Learning to Add, Multiply, and Execute Algorithmic Instructions Exactly with Neural Networks
Artur Back de Luca, George Giapitzakis, Kimon Fountoulakis
TL;DR
This work investigates whether neural networks can learn to execute discrete binary algorithms exactly by analyzing two-layer networks in the NTK regime. It introduces a template-matching framework that encodes local bitwise rules into a block-structured training set, enabling exact algorithmic execution (permutations, binary addition, binary multiplication, and SBN instructions) with logarithmically many examples via an ensemble of infinite-width networks. The authors prove NTK-based exact learnability under controlled interference, and extend the results to high-probability guarantees using ensemble averaging, establishing ensemble size bounds that scale polynomially with bit-length for the studied tasks.
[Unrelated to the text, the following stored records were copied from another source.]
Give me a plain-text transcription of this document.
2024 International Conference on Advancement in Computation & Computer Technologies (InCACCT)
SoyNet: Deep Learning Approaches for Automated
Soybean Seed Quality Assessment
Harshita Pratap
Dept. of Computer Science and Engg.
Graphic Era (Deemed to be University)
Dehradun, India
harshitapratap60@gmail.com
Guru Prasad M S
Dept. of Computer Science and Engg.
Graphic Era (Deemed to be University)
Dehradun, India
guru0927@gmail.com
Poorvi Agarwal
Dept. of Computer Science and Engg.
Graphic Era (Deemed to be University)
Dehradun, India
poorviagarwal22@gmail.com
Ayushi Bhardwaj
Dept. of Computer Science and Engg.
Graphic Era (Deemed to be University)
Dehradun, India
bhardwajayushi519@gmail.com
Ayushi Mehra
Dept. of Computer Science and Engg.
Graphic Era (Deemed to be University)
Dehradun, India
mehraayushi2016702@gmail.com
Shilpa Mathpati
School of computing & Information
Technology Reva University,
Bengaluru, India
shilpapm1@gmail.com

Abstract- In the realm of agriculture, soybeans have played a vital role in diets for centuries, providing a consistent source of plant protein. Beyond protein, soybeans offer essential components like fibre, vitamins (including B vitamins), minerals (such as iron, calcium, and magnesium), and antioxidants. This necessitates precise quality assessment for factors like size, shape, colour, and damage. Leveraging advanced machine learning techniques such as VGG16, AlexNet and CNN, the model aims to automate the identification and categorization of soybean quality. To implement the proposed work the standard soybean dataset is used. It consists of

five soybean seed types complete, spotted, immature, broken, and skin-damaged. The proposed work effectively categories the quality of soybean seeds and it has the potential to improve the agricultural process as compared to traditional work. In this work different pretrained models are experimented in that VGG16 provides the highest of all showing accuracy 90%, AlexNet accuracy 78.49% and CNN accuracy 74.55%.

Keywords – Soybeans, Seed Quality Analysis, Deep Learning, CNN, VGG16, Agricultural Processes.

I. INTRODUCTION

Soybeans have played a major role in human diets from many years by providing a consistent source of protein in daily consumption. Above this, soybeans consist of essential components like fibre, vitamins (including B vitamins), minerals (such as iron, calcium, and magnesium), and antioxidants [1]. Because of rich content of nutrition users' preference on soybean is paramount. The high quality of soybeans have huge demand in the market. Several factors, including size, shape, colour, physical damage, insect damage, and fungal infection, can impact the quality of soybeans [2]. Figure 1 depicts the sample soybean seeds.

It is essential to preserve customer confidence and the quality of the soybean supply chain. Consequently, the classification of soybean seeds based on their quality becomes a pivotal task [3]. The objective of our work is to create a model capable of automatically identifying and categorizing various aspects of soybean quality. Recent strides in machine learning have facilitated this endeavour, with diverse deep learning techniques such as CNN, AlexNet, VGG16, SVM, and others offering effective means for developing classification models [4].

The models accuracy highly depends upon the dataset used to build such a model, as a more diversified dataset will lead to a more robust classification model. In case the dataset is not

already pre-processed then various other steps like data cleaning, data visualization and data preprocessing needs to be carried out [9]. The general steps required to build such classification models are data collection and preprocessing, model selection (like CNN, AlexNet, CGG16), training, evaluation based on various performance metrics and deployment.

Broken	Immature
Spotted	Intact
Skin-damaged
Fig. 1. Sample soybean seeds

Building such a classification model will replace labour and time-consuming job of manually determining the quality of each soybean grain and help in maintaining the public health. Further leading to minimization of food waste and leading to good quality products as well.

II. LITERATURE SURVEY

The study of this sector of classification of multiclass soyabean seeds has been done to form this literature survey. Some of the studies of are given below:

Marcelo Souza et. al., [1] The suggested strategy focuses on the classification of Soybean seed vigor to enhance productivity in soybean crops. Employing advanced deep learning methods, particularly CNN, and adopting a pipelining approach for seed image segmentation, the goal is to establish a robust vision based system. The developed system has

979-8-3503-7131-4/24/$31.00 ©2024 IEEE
The work also discusses limitations (orthogonality assumptions, bounded memory) and outlines future directions toward architectures capable of handling longer or variable-length inputs, such as RNNs, Transformers, or GNNs, while preserving the theoretical framework. Overall, the paper provides formal guarantees for exact neural execution of fundamental algorithms in a controlled NTK setting, offering insight into how discrete computations can be embedded and learned in neural systems with provable properties.
Abstract
Neural networks are known for their ability to approximate smooth functions, yet they fail to generalize perfectly to unseen inputs when trained on discrete operations. Such operations lie at the heart of algorithmic tasks such as arithmetic, which is often used as a test bed for algorithmic execution in neural networks. In this work, we ask: can neural networks learn to execute binary-encoded algorithmic instructions exactly? We use the Neural Tangent Kernel (NTK) framework to study the training dynamics of two-layer fully connected networks in the infinite-width limit and show how a sufficiently large ensemble of such models can be trained to execute exactly, with high probability, four fundamental tasks: binary permutations, binary addition, binary multiplication, and Subtract and Branch if Negative (SBN) instructions. Since SBN is Turing-complete, our framework extends to computable functions. We show how this can be efficiently achieved using only logarithmically many training data. Our approach relies on two techniques: structuring the training data to isolate bit-level rules, and controlling correlations in the NTK regime to align model predictions with the target algorithmic executions.